In his “Letters to a Young Poet”, Rainer Maria Rilke expressed his thoughts on marriage as follows:
“The point of marriage is not to create a quick commonality by tearing down all boundaries; on the contrary, a good marriage is one in which each partner appoints the other to be the guardian of his solitude, and thus they show each other the greatest possible trust. A merging of two people is an impossibility, and where it seems to exist, it is a hemming-in, a mutual consent that robs one party or both parties of their fullest freedom and development. But once the realization is accepted that even between the closest people infinite distances exist, a marvellous living side-by-side can grow up for them, if they succeed in loving the expanse between them, which gives them the possibility of always seeing each other as a whole and before an immense sky.”
It seems to me that this musing provides a useful framework for considering the marriage of technology and humanity as well. The “guardian of solitude” trope translates to each party respecting the other for what it is rather than what it isn’t and, in so doing, creating the possibility for the two parties to be greater than the sum of their parts instead of being in opposition to each other – chipping away steadily until disagreement and divorce are the only endgames.
Music over the past 15 years or so has perhaps been guilty of this “oppositional” relationship strategy and, as a result, has developed quite a deep anxiety (not to say mistrust) about its relationship to technology. This feeling can be partially excused if one considers the deep trauma wrought by the emergence of the web and the impact it has had on how music is distributed and monetized – turns out being the digital canary in the coal mine is not the nicest feeling in the world.

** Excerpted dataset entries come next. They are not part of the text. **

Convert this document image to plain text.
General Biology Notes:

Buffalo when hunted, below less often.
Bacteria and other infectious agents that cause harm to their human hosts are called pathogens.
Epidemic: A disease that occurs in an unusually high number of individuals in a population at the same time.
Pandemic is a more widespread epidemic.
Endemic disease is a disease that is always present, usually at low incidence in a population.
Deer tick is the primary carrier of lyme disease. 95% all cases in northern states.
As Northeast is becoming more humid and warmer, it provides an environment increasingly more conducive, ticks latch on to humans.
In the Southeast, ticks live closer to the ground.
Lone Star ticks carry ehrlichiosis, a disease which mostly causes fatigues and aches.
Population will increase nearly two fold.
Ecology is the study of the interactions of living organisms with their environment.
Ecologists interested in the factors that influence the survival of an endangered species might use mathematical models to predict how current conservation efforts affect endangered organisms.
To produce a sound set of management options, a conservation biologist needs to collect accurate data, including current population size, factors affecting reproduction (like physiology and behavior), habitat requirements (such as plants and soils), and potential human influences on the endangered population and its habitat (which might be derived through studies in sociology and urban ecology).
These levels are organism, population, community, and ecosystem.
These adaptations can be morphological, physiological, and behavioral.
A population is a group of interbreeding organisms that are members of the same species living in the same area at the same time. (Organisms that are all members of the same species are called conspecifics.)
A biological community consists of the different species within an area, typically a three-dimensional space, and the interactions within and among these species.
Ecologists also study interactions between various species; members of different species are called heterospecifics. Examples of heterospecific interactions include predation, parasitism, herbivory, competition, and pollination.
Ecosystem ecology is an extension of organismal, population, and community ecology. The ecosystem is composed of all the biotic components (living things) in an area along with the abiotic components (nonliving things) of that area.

The same could potentially be argued about the technology industries which have often seen the potential of music as a key building block for the growth of their businesses while at the same time not always fully comprehend the industry that goes with artistry. So the “hemming in” has been a reciprocal position converting the “and” in music and technology into an “or” thus robbing both parties – to paraphrase Rilke – of their fullest expression.
From this perspective what becomes obvious is the tension that derives from a myopic (some might say navel-gazing) focus on individual needs creating an asymmetry of intent that can only resolve itself as a never-ending argument about means of distribution above and beyond anything else. And yet at the same time, we can also safely say that the technological shifts wrought by the Internet and its progeny have also created an explosion in the ways that music can be discovered and consumed resulting in a golden age for consumers in terms of breadth of choice and convenience.
In addition, if we travel further back to analogue times music and technology have always been good bedfellows. Instruments, records, cassettes, CDs, radio, TV, concert hall amplification are all examples of technologies that have expanded the possibilities for making, discovering and listening to music. So history shows us that we can also be custodians of each other’s solitude if we try. If we look at the problem from a creative standpoint it is the alignment of human interests that gives technological innovations their impetus. After all, it is only when a human decides to create, share or listen to a piece of music that the piece of metal, glass and electronics we all carry in our pocket is transformed into an engine that soundtracks life (amongst other things).
When this happens we transcend the mechanics of how something happens and enter into the realm of magic. Suddenly the music, the means of distribution and the device all come together and in that precise moment, the distance between the act of musical creation and the act of listening is erased – collapsing the delivery process creates the purest human impulse: emotion. If that can be the basis of this marriage then I think everything is going to work out fine.
Therefore to conclude, my answer to the question is that we marry technology and humanity by aspiring to create and signify emotion that in turn gives us the infinite space to see each other as a whole. Alternatively, and to paraphrase another great philosopher, namely Don Draper of Mad Men fame: “If you don’t like the answer then just change the question.”